– Jeszcze kilka lat temu były tu pola żyta, a do domów szło się alejką tonącą w bzach, a teraz? Okolica przypomina wysypisko śmieci, droga wygląda jak bajoro, a my nie możemy dojechać do naszych domów – mówi załamana Bożena Saczuk, mieszkanka domku przy ul. Bocheńskiej 29.Wiejska idylla w środku miasta się skończyła, gdy terenami koło stacji metra Wilanowska zainteresowali się deweloperzy. Wzdłuż ul. Bukowińskiej leżącej na szczycie skarpy wiślanej zaczęli budować przysadziste bloki. W sumie w okolicy powstało już ponad 3,5 tys. mieszkań w kilku gigantycznych blokach. Wiosną tego roku J.W. Construction oddało do użytku kolejnych 360 mieszkań w budynku przy ul. Pejzażowej.

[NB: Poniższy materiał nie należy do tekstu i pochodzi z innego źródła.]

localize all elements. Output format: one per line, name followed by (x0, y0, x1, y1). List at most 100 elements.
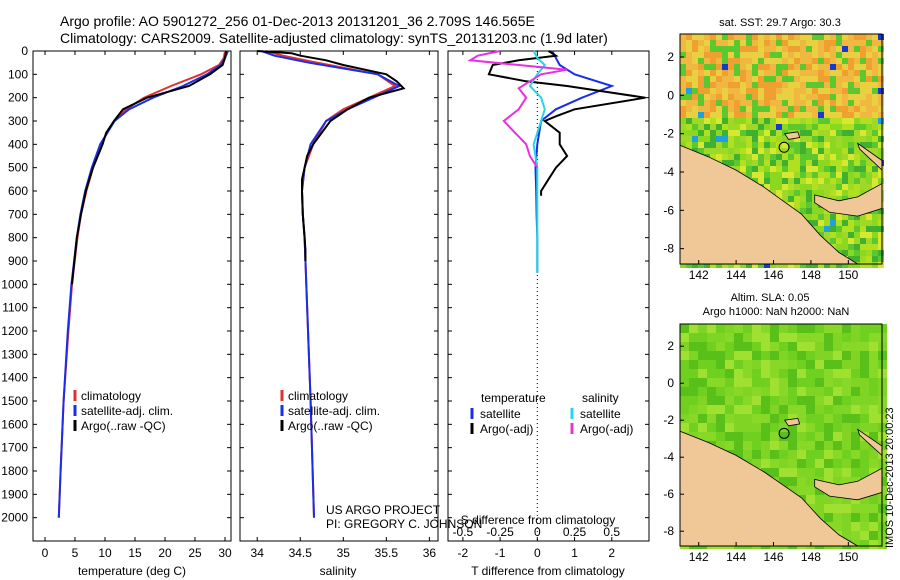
map-cell (866, 166, 872, 172)
map-cell (770, 100, 776, 106)
map-cell (680, 46, 686, 52)
map-cell (764, 166, 770, 172)
map-cell (704, 148, 710, 154)
map-cell (842, 70, 848, 76)
map-cell (728, 88, 734, 94)
map-cell (854, 178, 860, 184)
map-cell (704, 76, 710, 82)
x-tick-label: 34.5 (289, 546, 313, 560)
map-cell (698, 369, 707, 378)
map-cell (740, 166, 746, 172)
map-cell (770, 351, 779, 360)
map-cell (797, 387, 806, 396)
y-tick-label: 1400 (1, 371, 28, 385)
map-cell (734, 64, 740, 70)
map-cell (770, 154, 776, 160)
map-cell (842, 82, 848, 88)
map-cell (860, 351, 869, 360)
map-cell (776, 190, 782, 196)
map-cell (800, 160, 806, 166)
map-cell (836, 118, 842, 124)
map-cell (800, 154, 806, 160)
map-cell (680, 76, 686, 82)
legend-label: satellite (580, 407, 621, 421)
map-cell (797, 360, 806, 369)
map-cell (800, 166, 806, 172)
map-cell (848, 178, 854, 184)
map-cell (743, 342, 752, 351)
map-cell (872, 70, 878, 76)
map-cell (782, 58, 788, 64)
map-cell (824, 459, 833, 468)
map-cell (728, 160, 734, 166)
map-cell (788, 52, 794, 58)
map-cell (860, 504, 869, 513)
map-cell (779, 333, 788, 342)
map-cell (752, 130, 758, 136)
map-cell (866, 136, 872, 142)
map-cell (770, 76, 776, 82)
map-cell (716, 118, 722, 124)
series-line-satellite (528, 50, 547, 273)
map-cell (812, 190, 818, 196)
map-cell (692, 70, 698, 76)
map-cell (752, 405, 761, 414)
map-cell (782, 196, 788, 202)
map-cell (680, 378, 689, 387)
map-cell (740, 154, 746, 160)
map-cell (704, 40, 710, 46)
map-cell (860, 369, 869, 378)
map-cell (704, 46, 710, 52)
map-cell (806, 142, 812, 148)
map-cell (848, 238, 854, 244)
map-cell (764, 82, 770, 88)
legend-label: Argo(-adj) (580, 422, 633, 436)
map-cell (866, 76, 872, 82)
map-cell (734, 414, 743, 423)
map-cell (698, 432, 707, 441)
map-cell (740, 70, 746, 76)
map-cell (782, 142, 788, 148)
map-cell (716, 130, 722, 136)
map-cell (833, 504, 842, 513)
map-cell (854, 160, 860, 166)
map-cell (734, 160, 740, 166)
map-cell (794, 118, 800, 124)
map-cell (788, 160, 794, 166)
map-cell (812, 202, 818, 208)
map-cell (806, 423, 815, 432)
map-cell (686, 64, 692, 70)
map-cell (860, 64, 866, 70)
map-cell (824, 136, 830, 142)
map-cell (878, 82, 884, 88)
map-cell (788, 154, 794, 160)
map-cell (869, 432, 878, 441)
map-cell (824, 46, 830, 52)
map-cell (752, 333, 761, 342)
map-cell (878, 58, 884, 64)
map-cell (824, 160, 830, 166)
legend-label: Argo(-adj) (480, 422, 533, 436)
map-cell (788, 184, 794, 190)
map-cell (860, 232, 866, 238)
map-cell (752, 70, 758, 76)
map-cell (806, 64, 812, 70)
map-cell (698, 360, 707, 369)
map-cell (806, 196, 812, 202)
map-cell (866, 238, 872, 244)
map-cell (680, 106, 686, 112)
map-cell (842, 468, 851, 477)
map-cell (860, 34, 866, 40)
map-cell (806, 324, 815, 333)
series-line-satelliteadjclim (57, 50, 229, 518)
map-cell (818, 88, 824, 94)
map-cell (734, 432, 743, 441)
map-cell (854, 94, 860, 100)
map-cell (830, 172, 836, 178)
map-cell (770, 360, 779, 369)
map-cell (761, 342, 770, 351)
map-cell (746, 112, 752, 118)
map-cell (815, 468, 824, 477)
map-cell (848, 172, 854, 178)
map-cell (770, 112, 776, 118)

Ta wąska uliczka ciągnie się w dół skarpy i łącząc się z Bocheńską, służyła mieszkańcom za dojazd do posesji. Już nie służy, bo deweloper wyrównał uliczkę i wyłożył ją kostką... ale tylko do granicy swojej działki. Potem ulica gwałtownie spada, uniemożliwiając mieszkańcom dotarcie samochodem do domów.
– To był nasz najkrótszy i najlepszy dojazd. Te od drugiej strony prowadzą przez pola i w ogóle nie da się z nich korzystać – mówią mieszkańcy.
Z początku śmiałkowie pokonywali wysoki krawężnik i próbowali zjeżdżać stromym zjazdem. Ale od kiedy do wyciągnięcia śmieciarki, która ugrzęzła w błocie spływającym z okolicznych budów, potrzebny był dźwig, zrezygnowali.
– Po tym incydencie firma wywożąca śmieci odmówiła opróżniania naszych kubłów – mówi Bożena Saczuk. Mieszkańcy musieli kupić kosze na kółkach, bo teraz śmieciarka zatrzymuje się kilkaset metrów od ich domów, przy ul. Jaśminowej.